Thirdly, Abele doesn't want people to realize that this would also help stimulate the economy.  Paying someone $11.33 an hour is not going to make them filthy rich.  These workers are going to be spending the extra income on food, rent, mortgages, taxes and all sorts of things that will help keep the economy going.

Perhaps Abele realized that this argument wasn't working after all and tried to up the ante by complaining that the living wage law would require the county to hire three people to enforce the law.

Abele claims that he needs the extra staff to investigate employee complaints, do audits and answer open records requests.  I'm not exactly sure why the extra staff would be needed since these are services that should already being done.  Unless he his implying that the companies he is contracting with are that disreputable.

The cost of these three extra people, if they are really needed, would be $200,000, per his propagandists.

His concern over that price is laughable.

The county budget is $1.3 billion.  In a budget that big, $200,000 isn't even a blip on the radar.

Abele is paying more than that to just two of his top aides, Chief of Staff Amber Moreen and Director of Administration Don Tyler.

Abele's 2014 proposed budget was off by $3.5 million, but he wasn't concerned about that.
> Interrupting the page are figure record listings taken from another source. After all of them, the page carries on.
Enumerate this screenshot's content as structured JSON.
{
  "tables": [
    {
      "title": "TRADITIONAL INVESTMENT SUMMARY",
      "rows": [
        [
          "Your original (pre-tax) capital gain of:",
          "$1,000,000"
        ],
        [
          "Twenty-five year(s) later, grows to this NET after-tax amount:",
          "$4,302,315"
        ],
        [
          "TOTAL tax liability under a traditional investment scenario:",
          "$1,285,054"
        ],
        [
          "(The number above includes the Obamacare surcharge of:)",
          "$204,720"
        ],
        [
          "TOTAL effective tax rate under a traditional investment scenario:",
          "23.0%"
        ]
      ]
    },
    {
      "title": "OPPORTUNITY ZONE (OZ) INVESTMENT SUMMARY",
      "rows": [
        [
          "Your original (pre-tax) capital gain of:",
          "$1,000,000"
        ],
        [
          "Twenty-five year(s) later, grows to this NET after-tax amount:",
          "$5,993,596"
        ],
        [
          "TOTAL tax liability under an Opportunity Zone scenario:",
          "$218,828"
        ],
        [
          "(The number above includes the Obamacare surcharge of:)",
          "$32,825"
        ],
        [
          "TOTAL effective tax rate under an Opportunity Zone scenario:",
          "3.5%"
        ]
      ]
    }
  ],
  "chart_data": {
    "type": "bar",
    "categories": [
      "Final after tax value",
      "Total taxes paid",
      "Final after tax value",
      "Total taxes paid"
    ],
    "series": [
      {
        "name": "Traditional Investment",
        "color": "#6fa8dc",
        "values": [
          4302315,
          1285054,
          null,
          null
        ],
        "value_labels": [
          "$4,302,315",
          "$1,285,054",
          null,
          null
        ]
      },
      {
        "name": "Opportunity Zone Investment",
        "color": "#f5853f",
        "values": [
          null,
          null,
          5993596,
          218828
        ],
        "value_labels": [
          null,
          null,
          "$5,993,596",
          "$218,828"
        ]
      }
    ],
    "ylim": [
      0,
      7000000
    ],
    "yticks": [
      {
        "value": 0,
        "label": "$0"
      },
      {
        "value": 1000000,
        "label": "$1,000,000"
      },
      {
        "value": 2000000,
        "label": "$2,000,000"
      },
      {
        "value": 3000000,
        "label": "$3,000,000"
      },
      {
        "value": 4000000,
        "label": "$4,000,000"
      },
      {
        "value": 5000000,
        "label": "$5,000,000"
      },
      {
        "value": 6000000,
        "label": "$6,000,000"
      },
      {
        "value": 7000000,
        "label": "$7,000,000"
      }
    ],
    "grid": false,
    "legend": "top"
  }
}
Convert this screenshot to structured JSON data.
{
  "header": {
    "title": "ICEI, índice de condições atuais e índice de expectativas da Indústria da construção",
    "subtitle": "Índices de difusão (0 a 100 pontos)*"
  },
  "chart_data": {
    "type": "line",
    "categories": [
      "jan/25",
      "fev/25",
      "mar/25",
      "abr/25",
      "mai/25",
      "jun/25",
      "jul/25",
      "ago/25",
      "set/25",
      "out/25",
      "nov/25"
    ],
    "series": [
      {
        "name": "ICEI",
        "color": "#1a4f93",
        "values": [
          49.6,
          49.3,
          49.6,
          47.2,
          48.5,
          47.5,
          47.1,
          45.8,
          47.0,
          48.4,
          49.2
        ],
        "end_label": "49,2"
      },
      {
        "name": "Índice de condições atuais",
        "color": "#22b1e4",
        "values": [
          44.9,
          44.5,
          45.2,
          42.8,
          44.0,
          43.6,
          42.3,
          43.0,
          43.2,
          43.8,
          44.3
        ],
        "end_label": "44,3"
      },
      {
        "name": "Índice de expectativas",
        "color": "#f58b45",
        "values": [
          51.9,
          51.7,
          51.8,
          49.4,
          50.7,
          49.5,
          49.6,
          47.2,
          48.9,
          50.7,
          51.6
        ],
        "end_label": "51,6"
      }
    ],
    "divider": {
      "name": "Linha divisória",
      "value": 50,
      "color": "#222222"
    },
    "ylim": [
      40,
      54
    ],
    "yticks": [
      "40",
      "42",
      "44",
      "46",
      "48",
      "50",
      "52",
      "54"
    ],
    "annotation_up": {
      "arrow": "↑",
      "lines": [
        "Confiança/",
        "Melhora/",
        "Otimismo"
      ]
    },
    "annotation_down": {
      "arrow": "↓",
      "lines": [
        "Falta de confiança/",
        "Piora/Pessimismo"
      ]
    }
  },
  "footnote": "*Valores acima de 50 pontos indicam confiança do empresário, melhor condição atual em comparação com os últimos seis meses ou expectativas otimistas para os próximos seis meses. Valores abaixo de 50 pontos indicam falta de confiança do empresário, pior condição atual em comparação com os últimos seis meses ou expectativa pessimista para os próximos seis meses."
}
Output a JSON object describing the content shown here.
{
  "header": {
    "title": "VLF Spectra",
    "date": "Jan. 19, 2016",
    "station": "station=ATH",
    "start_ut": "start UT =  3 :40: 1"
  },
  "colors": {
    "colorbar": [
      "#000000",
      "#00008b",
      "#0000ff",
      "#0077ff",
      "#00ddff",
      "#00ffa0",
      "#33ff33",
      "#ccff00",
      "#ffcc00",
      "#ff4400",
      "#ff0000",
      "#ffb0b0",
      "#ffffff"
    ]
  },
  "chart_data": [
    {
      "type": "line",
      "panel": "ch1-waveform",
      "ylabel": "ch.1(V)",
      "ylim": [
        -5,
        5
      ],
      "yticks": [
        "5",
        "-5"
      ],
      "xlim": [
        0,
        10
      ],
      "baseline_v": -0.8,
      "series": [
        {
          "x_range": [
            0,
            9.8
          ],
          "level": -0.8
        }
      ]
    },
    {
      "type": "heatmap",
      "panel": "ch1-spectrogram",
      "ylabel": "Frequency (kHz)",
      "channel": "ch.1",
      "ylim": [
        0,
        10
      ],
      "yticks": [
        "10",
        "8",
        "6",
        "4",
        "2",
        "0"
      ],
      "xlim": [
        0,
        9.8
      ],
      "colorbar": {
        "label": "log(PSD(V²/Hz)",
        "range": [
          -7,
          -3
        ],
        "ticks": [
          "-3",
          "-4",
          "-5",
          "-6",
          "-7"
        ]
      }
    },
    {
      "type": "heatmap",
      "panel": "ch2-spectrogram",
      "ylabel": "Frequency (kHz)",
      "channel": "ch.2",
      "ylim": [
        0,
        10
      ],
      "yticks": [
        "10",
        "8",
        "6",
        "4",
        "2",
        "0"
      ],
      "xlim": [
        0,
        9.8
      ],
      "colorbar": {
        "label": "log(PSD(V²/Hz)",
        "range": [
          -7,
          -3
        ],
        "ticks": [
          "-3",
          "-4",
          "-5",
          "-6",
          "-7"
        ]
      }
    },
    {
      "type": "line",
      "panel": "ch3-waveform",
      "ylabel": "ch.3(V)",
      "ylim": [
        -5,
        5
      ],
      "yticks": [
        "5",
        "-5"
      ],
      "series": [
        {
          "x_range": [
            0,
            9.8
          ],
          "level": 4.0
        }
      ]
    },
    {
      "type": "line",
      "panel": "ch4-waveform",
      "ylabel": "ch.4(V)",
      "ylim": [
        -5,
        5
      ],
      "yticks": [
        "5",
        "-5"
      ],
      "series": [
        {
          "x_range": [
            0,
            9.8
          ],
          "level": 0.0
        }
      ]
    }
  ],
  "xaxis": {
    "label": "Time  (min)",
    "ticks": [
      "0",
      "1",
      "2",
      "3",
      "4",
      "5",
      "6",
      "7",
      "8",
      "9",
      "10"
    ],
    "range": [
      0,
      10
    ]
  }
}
Abele's deferred maintenance caused a fire in the courthouse that is going to cost more than $17 million, of which at least $2 million will be coming directly from taxpayers.  He has yet to apologize for this.

The supposed price for these three workers is half of what Abele wanted to spend on a private security force, because he was too busy trying to lay off deputies, leaving none to protect him.

As I have pointed out before, the issue of a living wage is not an economic one.  The fact that Abele has not qualms about squandering millions of tax dollars shows that it's not a fiscal issue for him either.

No, it's not an economic issue, but a moral one.  And the message Abele is sending with his constant attacks against the poor is that he is willfully trying to keep them in poverty, , which, by any measure, is an immoral act.

Fortunately, the Milwaukee County Board, which has shown the fiscal responsibility and moral strength that Abele can only wish he had, appears to be poised to push the housekeeping contract back so that the living wage can be enforced and lift the workers out of poverty sooner rather than later.

*I would be remiss if I did not also point out that by refusing to give the county housekeepers their jobs back, he is not only not going to save money, as the private company workers will get the living wage as well, but if the housekeepers prevail in their lawsuit, the county will also have to pay them five years of back pay.